La davano anche al gatto…

Con gli anni la memoria si appanna, sui ricordi scende una patina confusa che annebbia l’intelletto. Questo decadimento intellettuale è ben peggiore di una ragnatela di rughe che deturpa un viso un tempo bellissimo. Purtroppo leggendo l’intervista di di Brigitte Bardot su Paris Match  qui riportata, questa è la prima sensazione.

Dopo l’intervento demenziale, di una settimana fa, di un’altra bellona d’antan, Catherine Deneuve in cui minimizzava il trauma di uno stupro e glorificava l’abitudine maschile di provarci nel bene e nel male, la Bardot ha confermato che invecchiare può essere molto triste.

Ha confermato anche che i francesi pur di mantenere alto l’orgoglio nazionale, la loro allure di nazione libertina e boicottare sempre e comunque ogni influenza USA, arrivino a dichiarare e sostenere qualsiasi cosa.

E’ comprensibile che un’ex sex symbol rimpianga i momenti in cui le dicevano “che bel sederino” (e immagino anche molto molto altro!) ma liquidare il movimento #metoo (in francese #balancetonporc, denucia il tuo porco!) come un’ondata di puritanesimo e ipocrisia è veramente un insulto alla dignità femminile.

Per le ragazze passare davanti al classico cantiere e sentire i fischi e i commenti dei muratori può essere snervante e umiliante, poi quando post menopausa nessuno ti si fila più si rimpiangono gli anni d’oro delle molestie?
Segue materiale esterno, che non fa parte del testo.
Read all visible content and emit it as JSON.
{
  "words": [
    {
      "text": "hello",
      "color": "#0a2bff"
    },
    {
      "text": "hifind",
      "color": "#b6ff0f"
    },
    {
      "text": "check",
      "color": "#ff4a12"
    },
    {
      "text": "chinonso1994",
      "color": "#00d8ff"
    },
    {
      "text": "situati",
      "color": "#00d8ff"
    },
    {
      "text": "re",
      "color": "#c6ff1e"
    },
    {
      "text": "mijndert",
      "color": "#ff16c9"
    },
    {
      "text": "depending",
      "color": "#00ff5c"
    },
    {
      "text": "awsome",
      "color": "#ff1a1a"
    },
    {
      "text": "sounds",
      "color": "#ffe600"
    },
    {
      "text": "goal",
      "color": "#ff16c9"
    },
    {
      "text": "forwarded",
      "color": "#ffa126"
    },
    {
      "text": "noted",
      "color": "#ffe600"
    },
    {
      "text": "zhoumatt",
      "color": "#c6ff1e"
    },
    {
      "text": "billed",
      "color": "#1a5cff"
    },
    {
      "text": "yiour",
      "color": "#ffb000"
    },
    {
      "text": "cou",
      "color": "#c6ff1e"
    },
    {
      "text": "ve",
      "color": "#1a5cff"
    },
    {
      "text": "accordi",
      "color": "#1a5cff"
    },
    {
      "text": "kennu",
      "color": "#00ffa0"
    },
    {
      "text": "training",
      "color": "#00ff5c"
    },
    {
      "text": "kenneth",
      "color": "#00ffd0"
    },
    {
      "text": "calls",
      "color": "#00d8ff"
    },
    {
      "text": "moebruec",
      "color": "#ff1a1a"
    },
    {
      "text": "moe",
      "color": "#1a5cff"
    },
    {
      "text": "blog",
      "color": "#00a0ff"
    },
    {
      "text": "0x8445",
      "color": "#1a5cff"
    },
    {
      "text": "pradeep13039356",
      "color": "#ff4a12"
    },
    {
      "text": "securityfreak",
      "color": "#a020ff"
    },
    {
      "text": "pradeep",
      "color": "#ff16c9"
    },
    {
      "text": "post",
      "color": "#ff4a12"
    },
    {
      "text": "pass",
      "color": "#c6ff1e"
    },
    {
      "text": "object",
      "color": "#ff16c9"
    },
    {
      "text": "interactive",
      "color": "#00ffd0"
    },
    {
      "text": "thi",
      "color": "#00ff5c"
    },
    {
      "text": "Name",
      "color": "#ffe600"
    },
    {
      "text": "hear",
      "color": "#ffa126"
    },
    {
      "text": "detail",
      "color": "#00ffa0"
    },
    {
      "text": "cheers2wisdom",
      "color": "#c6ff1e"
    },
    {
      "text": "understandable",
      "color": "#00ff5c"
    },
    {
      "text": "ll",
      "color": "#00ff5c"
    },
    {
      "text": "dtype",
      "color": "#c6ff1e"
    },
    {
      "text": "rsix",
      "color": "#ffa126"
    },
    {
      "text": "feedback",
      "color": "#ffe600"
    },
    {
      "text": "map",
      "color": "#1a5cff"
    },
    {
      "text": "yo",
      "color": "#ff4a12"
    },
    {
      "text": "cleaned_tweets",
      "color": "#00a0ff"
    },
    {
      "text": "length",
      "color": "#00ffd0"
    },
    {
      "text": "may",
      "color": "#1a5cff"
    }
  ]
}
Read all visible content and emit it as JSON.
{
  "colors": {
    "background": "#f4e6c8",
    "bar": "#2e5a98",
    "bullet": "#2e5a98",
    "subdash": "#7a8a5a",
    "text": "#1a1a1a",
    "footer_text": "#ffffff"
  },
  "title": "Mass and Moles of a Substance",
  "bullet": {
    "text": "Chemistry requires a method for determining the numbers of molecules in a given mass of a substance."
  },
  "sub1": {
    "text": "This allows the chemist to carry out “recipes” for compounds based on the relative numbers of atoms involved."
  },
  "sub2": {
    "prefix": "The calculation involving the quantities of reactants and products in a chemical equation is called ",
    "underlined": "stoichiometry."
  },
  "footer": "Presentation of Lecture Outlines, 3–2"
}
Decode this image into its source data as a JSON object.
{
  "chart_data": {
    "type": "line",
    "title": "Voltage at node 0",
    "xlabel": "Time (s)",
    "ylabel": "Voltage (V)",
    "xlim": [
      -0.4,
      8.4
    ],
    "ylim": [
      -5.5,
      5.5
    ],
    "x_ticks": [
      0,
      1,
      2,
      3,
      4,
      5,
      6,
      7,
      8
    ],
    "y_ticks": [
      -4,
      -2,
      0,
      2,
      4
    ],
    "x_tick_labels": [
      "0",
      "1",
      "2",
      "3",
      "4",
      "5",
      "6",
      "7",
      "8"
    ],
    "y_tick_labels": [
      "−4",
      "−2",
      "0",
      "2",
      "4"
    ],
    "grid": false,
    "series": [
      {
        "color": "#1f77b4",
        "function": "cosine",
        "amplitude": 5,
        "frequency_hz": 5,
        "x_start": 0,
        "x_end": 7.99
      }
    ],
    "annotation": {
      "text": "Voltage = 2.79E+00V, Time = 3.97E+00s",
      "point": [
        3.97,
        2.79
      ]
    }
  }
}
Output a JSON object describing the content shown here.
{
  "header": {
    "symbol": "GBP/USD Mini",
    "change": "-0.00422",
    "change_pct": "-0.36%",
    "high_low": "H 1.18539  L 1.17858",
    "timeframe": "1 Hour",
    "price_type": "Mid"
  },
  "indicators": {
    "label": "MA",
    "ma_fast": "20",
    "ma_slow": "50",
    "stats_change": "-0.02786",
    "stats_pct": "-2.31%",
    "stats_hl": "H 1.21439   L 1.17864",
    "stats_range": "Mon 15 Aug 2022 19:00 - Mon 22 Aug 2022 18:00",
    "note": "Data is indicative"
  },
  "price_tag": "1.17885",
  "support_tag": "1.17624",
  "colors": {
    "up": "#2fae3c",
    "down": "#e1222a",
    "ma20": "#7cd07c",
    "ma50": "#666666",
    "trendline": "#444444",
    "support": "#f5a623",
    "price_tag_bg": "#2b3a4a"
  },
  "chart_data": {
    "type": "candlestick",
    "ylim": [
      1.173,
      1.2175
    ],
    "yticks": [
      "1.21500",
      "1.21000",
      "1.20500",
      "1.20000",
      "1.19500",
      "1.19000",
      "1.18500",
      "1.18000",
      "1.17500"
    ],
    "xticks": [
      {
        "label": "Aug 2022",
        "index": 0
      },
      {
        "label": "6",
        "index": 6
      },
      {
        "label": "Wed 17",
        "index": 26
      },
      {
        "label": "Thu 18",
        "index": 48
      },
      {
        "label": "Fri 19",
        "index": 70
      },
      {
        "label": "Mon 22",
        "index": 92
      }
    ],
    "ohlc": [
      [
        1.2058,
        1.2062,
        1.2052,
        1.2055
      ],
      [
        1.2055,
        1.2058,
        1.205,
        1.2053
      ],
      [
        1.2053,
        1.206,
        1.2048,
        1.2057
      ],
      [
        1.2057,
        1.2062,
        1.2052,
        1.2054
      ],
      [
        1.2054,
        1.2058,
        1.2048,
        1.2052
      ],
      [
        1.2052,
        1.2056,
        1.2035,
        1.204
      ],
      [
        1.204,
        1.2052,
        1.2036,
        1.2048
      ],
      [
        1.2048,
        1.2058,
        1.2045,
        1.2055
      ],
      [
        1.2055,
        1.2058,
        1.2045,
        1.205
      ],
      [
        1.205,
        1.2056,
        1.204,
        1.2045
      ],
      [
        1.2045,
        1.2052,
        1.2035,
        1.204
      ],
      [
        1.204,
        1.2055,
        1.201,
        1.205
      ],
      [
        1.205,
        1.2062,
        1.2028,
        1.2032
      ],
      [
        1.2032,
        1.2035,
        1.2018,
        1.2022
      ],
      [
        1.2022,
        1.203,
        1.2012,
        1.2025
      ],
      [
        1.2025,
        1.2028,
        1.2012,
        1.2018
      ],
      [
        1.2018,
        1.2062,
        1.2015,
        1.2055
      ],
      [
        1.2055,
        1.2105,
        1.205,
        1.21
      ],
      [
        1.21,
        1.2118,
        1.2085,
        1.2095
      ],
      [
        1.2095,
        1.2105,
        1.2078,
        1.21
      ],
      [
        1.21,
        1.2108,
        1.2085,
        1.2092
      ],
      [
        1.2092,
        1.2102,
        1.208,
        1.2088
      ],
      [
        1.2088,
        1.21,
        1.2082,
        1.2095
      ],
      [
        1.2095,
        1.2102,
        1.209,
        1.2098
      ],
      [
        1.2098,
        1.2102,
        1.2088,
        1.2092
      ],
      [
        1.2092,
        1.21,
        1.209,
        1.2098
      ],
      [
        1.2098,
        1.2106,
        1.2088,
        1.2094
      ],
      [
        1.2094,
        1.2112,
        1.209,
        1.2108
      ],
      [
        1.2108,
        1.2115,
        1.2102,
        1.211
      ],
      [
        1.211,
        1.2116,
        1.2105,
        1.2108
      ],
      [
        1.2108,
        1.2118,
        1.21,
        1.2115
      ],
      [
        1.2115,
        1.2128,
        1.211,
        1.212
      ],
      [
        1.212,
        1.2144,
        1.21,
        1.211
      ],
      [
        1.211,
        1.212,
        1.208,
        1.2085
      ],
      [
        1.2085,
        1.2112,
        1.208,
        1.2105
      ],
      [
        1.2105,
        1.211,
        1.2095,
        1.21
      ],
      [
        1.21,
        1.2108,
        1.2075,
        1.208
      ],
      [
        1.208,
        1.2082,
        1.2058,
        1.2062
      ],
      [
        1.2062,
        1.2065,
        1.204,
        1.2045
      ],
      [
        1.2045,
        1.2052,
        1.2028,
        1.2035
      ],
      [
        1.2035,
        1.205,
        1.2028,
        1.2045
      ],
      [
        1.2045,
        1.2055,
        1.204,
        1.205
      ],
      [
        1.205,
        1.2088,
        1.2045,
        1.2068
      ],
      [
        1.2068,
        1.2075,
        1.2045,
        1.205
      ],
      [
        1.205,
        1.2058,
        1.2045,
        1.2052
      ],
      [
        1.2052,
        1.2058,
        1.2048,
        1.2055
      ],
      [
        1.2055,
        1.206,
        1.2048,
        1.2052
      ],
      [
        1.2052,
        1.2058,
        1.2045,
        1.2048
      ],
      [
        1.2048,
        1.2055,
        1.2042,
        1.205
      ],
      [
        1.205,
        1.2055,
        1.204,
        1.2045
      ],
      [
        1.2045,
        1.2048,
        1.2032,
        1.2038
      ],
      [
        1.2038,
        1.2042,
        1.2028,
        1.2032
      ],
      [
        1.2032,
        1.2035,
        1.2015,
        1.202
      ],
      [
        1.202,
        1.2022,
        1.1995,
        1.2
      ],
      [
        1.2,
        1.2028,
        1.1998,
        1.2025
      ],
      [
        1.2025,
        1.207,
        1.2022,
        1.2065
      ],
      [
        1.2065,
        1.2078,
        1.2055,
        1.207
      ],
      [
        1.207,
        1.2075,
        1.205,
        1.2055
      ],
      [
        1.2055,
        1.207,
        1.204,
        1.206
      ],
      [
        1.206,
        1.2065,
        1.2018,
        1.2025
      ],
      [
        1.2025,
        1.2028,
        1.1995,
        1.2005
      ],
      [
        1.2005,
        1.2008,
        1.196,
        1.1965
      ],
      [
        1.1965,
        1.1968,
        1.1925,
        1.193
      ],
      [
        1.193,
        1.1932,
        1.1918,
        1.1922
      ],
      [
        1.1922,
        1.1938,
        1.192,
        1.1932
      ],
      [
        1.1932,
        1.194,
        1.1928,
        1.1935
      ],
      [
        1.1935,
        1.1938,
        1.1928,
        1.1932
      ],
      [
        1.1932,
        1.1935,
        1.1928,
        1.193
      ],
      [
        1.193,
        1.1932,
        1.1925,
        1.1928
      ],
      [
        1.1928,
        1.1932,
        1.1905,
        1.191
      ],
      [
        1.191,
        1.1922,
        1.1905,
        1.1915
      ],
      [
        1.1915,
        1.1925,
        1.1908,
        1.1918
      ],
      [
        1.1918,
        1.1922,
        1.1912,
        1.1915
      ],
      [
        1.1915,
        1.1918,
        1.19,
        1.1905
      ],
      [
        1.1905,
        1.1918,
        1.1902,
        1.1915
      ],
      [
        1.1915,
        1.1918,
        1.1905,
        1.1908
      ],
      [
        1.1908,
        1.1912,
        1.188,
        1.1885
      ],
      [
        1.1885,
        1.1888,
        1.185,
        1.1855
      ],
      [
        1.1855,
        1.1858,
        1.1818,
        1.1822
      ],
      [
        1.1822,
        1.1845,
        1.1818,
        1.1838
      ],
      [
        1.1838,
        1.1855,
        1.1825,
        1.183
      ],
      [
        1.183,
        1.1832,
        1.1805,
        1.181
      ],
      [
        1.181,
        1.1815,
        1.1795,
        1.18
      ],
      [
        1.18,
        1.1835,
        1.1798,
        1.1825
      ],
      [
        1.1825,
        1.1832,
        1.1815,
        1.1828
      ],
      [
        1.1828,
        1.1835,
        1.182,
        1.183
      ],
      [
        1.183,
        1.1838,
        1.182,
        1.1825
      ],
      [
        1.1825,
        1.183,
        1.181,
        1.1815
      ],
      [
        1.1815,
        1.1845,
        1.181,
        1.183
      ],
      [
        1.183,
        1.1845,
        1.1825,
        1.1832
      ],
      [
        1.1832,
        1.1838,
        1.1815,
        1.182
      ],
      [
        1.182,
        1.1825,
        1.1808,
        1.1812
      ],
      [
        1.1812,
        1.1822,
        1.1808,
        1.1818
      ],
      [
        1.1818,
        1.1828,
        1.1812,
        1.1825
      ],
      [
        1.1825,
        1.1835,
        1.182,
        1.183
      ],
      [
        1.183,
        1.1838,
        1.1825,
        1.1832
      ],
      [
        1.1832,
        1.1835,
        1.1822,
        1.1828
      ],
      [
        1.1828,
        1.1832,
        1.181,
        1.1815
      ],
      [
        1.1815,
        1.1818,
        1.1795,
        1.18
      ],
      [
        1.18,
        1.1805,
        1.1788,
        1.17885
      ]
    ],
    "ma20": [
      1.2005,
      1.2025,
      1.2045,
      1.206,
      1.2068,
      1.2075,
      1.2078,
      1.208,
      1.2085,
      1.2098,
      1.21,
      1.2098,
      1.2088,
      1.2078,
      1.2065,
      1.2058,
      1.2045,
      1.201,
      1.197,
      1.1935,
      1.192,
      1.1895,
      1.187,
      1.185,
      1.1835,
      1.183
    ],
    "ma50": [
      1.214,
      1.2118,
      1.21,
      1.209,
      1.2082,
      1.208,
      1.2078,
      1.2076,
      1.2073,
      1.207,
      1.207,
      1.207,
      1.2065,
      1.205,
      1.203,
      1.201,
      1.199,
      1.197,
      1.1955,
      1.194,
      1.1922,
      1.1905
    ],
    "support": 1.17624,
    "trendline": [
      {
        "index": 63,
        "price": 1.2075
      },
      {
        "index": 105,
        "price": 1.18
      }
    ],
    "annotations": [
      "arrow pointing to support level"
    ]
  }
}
Almeno verbali?

Può essere.

Ma fra donne di ogni età e anche nazionalità, dovrebbe esistere solidarietà. Anche se una certa età si diventa ciniche e si ricorda che molte alcune prendevano la scorciatoia.

Succede in ogni professione, senza neppure bisogno di essere sollecitate, (“la davano anche al gatto…” come aveva dichiarato con brillante ironia Marina Ripa di Meana, in una delle sue ultime interviste). Questa abitudine si può raccontare e anche sminuire la sorpresa verso un tale e dilagante malcostume, ma non c’è bisogno di diventare ostili e cercare di deridere un movimento importante per combattere le discriminazioni di genere.

E poi che tristezza, questo squallido nonnismo al femminile!

Se negli anni d’oro c’è stato, il complimento sul sederino o qualcos’altro, perchè augurarsi che le giovani generazioni passino la stessa spiacevole e umiliante esperienza?